Complicated huh?! His work is definitely worth exploring and the following links should be a good starting point for anyone attempting to delve deeper.
http://www.cremasterfanatic.com/
http://en.wikipedia.org/wiki/The_Cremaster_Cycle
http://www.drawingrestraint.net/
Cremaster Cycle Cheat Sheet: http://www-staff.it.uts.edu.au/~spike/cremaster.html
5 comments:
Great post. Will have to return to watch the clips.
@Meadow:
Heya lady! It took a while to get my head around his stuff but it's worth exploring. Let me know what you think if you do get the chance.

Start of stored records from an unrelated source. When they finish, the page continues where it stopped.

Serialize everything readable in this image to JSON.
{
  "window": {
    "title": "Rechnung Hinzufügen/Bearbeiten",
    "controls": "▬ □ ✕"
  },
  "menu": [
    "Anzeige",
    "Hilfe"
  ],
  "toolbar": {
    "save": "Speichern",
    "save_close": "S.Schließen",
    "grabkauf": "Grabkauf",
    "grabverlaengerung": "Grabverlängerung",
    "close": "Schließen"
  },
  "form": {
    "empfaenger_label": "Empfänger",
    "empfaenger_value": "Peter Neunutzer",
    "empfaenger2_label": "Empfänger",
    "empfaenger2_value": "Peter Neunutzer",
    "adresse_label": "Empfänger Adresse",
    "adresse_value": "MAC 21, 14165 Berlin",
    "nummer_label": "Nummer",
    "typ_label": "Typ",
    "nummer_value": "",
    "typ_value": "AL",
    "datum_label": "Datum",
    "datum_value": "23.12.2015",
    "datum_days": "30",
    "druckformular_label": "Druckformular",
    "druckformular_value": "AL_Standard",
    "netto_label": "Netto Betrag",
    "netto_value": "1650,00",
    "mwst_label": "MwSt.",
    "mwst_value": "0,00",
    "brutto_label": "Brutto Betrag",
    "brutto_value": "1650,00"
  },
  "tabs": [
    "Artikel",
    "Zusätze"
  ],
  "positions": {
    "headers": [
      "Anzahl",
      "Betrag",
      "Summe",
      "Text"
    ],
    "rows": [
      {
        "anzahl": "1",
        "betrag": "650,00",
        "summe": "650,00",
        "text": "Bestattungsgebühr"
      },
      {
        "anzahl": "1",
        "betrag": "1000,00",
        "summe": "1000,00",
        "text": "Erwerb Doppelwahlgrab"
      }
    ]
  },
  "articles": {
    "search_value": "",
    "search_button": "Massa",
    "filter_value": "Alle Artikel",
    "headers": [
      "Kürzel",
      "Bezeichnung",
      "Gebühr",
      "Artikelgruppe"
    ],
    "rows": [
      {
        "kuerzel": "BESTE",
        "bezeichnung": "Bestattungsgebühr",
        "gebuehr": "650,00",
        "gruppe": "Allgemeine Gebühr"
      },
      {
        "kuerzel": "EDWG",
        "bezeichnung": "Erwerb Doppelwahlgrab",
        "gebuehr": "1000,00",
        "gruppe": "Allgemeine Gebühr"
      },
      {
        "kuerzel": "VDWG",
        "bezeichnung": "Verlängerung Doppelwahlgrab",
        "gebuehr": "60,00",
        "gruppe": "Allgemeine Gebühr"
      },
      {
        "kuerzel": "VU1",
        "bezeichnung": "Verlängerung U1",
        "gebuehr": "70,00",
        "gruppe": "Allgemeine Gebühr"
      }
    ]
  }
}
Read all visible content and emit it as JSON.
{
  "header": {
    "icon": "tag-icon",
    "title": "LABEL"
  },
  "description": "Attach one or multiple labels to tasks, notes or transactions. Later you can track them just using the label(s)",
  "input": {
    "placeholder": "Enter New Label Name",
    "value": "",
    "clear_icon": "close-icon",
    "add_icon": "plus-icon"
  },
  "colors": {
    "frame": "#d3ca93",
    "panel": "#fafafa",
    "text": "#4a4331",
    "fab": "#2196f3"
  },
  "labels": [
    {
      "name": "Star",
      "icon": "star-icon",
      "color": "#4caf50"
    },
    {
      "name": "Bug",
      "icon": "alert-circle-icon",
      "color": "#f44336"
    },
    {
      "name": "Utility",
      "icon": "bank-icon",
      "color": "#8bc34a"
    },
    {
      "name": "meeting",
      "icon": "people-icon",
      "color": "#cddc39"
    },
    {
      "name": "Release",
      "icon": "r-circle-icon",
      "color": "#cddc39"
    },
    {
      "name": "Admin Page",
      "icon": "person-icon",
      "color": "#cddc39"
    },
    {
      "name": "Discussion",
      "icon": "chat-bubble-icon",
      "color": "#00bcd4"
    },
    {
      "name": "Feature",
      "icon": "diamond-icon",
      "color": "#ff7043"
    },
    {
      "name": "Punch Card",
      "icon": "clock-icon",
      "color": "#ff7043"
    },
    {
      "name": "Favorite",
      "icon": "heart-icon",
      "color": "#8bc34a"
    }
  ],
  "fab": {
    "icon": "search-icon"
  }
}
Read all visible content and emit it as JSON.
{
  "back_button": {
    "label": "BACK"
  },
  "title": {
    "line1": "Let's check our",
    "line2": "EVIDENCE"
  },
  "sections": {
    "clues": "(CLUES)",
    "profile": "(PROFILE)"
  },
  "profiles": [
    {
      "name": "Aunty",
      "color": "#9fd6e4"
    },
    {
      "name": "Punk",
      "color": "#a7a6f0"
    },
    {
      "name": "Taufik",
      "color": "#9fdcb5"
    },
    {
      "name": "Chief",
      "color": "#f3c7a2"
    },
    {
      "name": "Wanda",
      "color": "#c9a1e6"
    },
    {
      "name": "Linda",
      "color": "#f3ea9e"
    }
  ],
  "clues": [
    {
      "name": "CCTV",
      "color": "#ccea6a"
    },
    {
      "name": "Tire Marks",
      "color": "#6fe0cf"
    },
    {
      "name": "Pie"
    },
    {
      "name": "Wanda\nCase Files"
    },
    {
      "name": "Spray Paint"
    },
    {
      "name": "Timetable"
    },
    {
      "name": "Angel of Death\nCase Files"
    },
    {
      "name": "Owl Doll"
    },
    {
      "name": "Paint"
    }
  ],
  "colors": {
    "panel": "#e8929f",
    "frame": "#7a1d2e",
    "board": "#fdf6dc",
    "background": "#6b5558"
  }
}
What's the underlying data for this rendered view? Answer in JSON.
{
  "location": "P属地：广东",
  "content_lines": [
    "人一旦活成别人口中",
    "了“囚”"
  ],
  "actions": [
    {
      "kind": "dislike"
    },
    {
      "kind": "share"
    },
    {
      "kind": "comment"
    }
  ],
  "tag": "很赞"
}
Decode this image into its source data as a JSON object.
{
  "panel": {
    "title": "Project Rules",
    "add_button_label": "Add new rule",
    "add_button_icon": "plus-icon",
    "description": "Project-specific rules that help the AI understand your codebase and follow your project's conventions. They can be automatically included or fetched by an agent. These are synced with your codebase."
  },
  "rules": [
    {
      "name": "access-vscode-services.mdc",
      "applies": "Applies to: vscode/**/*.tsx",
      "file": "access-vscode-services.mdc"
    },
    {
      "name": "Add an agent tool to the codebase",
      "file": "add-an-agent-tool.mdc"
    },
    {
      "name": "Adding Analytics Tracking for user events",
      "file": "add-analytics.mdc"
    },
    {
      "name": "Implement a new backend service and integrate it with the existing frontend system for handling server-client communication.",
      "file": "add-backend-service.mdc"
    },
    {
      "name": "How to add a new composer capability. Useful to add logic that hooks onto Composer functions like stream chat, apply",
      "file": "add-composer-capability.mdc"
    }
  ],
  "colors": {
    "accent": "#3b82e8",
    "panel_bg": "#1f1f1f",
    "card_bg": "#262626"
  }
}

Thanks for reminding me about these works! I saw The Cremaster Cycle in Paris a few years back and was absolutely stunned by its force and imagination. I understand what Barney says about not releasing the films on DVD, but I wish he'd reconsider. When I saw them, I knew little about Barney, and being faced with several hours of complex and difficult material to absorb in one sitting is asking an awful lot of the viewer. If I was able to watch them at home at my leisure, I could familiarise myself with the material so that when I'm faced with the real thing in a gallery, I'd be in a much better position to enjoy it. He could always put a disclaimer on the DVD about how these aren't the real "art works". After all, reproductions of paintings don't detract from appreciation of the real thing.
I've seen the first three in Sydney. They were mind blowing - I love Matthew Barney's work
@Doubtfull Egg:
You're one of the lucky few who has seen the full cycle, and i completely agree with you that it's an enormous undertaking to absorb it all in one go.When i finally got access to all five,I was lucky in that i could watch each one at my own pace.
I'm still trying to work out why exactly his work makes me feel so unsettled and yet exhilarated at the same time.
@Nurse Myra:
He's amazing isn't he.I'd love to spend one week in his brain, with the cogs turning and whirring!